Responding to the signal flag fluttering from the destroyer’s halyards - the square of yellow and blue bunting -indicating the letter K - the junk had come to an untidy stop and was waiting dead in the water as the cutter approached. The flag letter K in the International Code meant Stop Immediately and Aritsu showed little surprise at the junk’s prompt obedie
nce. The native seamen plying their trade along the Chinese coast knew nothing of such matters as signal codes and international conventions, but experience had taught them that any warship flying the yellow and blue flag intended them to stop. And failure to obey could mean a shot across the bows or a brutal shelling, depending on the mood of the naval commander - and his nationality.
The crew of the junk made no attempt to resist as the cutter came alongside and disgorged the boarding party. They stood in the stern neither helping nor hindering, seemingly unconcerned by the unceremonious visitation. Aritsu watched through his binoculars for signs of hostility, but the three Chinese seamen accepted the invasion with disinterested docility.
Sub-Lieutenant Mihoro looked quickly to right and left as he swung over the low side of the junk, but he could detect no obvious signs of concealed weapons and, raising his arms imperiously, he sent the boarding party for’ard to search the bows, while he and the petty officer went aft to question the crew.

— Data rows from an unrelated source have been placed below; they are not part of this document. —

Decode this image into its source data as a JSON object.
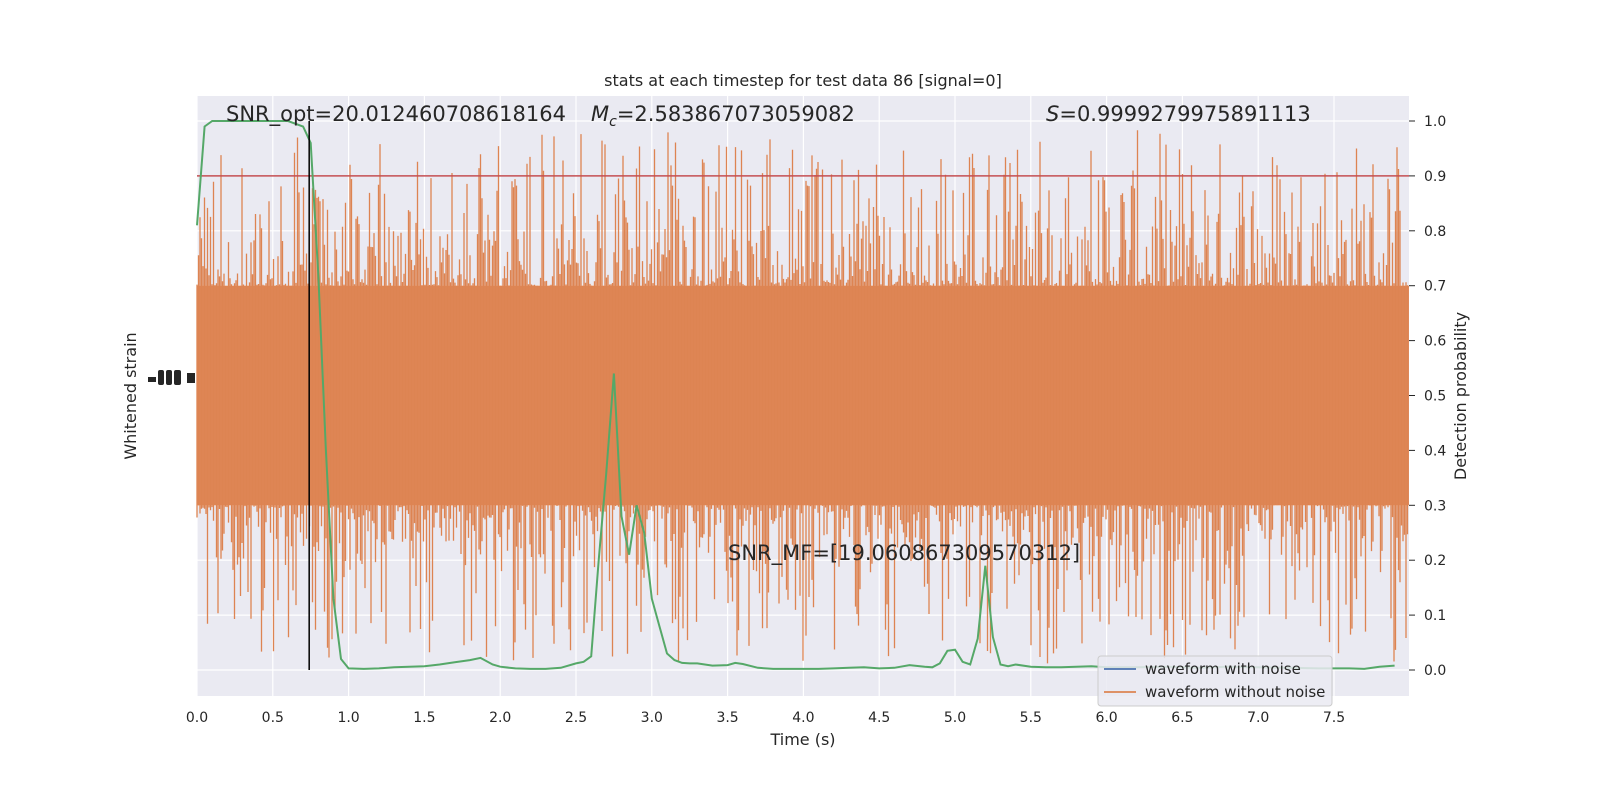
{
  "chart_data": {
    "type": "line",
    "title": "stats at each timestep for test data 86 [signal=0]",
    "xlabel": "Time (s)",
    "ylabel_left": "Whitened strain",
    "ylabel_right": "Detection probability",
    "xlim": [
      0,
      8.0
    ],
    "ylim_right": [
      -0.05,
      1.05
    ],
    "x_ticks": [
      "0.0",
      "0.5",
      "1.0",
      "1.5",
      "2.0",
      "2.5",
      "3.0",
      "3.5",
      "4.0",
      "4.5",
      "5.0",
      "5.5",
      "6.0",
      "6.5",
      "7.0",
      "7.5"
    ],
    "y_ticks_right": [
      "0.0",
      "0.1",
      "0.2",
      "0.3",
      "0.4",
      "0.5",
      "0.6",
      "0.7",
      "0.8",
      "0.9",
      "1.0"
    ],
    "grid": true,
    "legend_position": "lower-right",
    "annotations": {
      "snr_opt": "SNR_opt=20.012460708618164",
      "mc_symbol": "M",
      "mc_subscript": "c",
      "mc_value": "=2.583867073059082",
      "s_symbol": "S",
      "s_value": "=0.9999279975891113",
      "snr_mf": "SNR_MF=[19.060867309570312]"
    },
    "threshold": 0.9,
    "event_time": 0.74,
    "series": [
      {
        "name": "waveform with noise",
        "color": "#4c72b0"
      },
      {
        "name": "waveform without noise",
        "color": "#dd8452"
      }
    ],
    "detection_probability": {
      "color": "#55a868",
      "x": [
        0.0,
        0.05,
        0.1,
        0.2,
        0.3,
        0.4,
        0.5,
        0.6,
        0.7,
        0.75,
        0.8,
        0.85,
        0.9,
        0.95,
        1.0,
        1.1,
        1.2,
        1.3,
        1.4,
        1.5,
        1.6,
        1.7,
        1.8,
        1.87,
        1.95,
        2.0,
        2.1,
        2.2,
        2.3,
        2.4,
        2.5,
        2.55,
        2.6,
        2.65,
        2.7,
        2.75,
        2.8,
        2.85,
        2.9,
        2.95,
        3.0,
        3.05,
        3.1,
        3.15,
        3.2,
        3.25,
        3.3,
        3.4,
        3.5,
        3.55,
        3.6,
        3.7,
        3.8,
        3.9,
        4.0,
        4.1,
        4.2,
        4.3,
        4.4,
        4.5,
        4.6,
        4.7,
        4.8,
        4.85,
        4.9,
        4.95,
        5.0,
        5.05,
        5.1,
        5.15,
        5.2,
        5.25,
        5.3,
        5.35,
        5.4,
        5.5,
        5.6,
        5.7,
        5.8,
        5.9,
        6.0,
        6.2,
        6.4,
        6.6,
        6.8,
        7.0,
        7.2,
        7.4,
        7.6,
        7.7,
        7.8,
        7.9
      ],
      "y": [
        0.81,
        0.99,
        1.0,
        1.0,
        1.0,
        1.0,
        1.0,
        1.0,
        0.99,
        0.96,
        0.72,
        0.4,
        0.13,
        0.02,
        0.003,
        0.002,
        0.003,
        0.005,
        0.006,
        0.007,
        0.01,
        0.014,
        0.018,
        0.022,
        0.01,
        0.006,
        0.003,
        0.002,
        0.002,
        0.004,
        0.012,
        0.015,
        0.025,
        0.2,
        0.36,
        0.54,
        0.28,
        0.21,
        0.3,
        0.25,
        0.13,
        0.08,
        0.03,
        0.018,
        0.013,
        0.012,
        0.012,
        0.008,
        0.009,
        0.013,
        0.011,
        0.004,
        0.002,
        0.002,
        0.002,
        0.002,
        0.003,
        0.004,
        0.005,
        0.003,
        0.004,
        0.009,
        0.006,
        0.005,
        0.012,
        0.035,
        0.037,
        0.015,
        0.01,
        0.057,
        0.19,
        0.06,
        0.01,
        0.007,
        0.01,
        0.006,
        0.005,
        0.005,
        0.006,
        0.007,
        0.005,
        0.005,
        0.006,
        0.004,
        0.006,
        0.005,
        0.004,
        0.003,
        0.003,
        0.002,
        0.006,
        0.008
      ]
    },
    "waveform_without_noise": {
      "band_low": 0.3,
      "band_high": 0.7,
      "spike_max": 1.0,
      "spike_min": -0.02
    }
  }
}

The junk’s cargo, carefully protected from the weather under heavy tarpaulins, covered every available inch of the deck space and Petty Officer Kino swore sharply as he stubbed his bare toe against something hard. Lifting the edge of the tarpaulin, he bent down to examined what was underneath and let out a soft but expressive hiss of surprise.
‘Over here, sir!’ he called to Mihoro.
Ordering the two armed guards to come aft and cover the Chinese crew, the sub-lieutenant joined Kino amidships. The petty officer’s bayonet sawed through the securing ropes and, throwing back the tarpaulin, he showed the officer the cargo of black steel barrels hidden beneath the covers.
Oil!
Mihoro thought quickly. Unlike the petty officer he could understand English, and his eyes narrowed as he read the stenciled white letters on the side of each barrel - Diesel Oil. De Gama Oil & Wharfage Company, Macao. Well, the junk was outward bound from Macao right enough. But where to? Chinese sailors were notoriously wary of deep-sea voyages and were normally only happy when hugging the coast. Yet this particular junk was steering a course that was taking it out to the middle of an empty sea, the nearest land to the south, Borneo, was over a thousand miles away.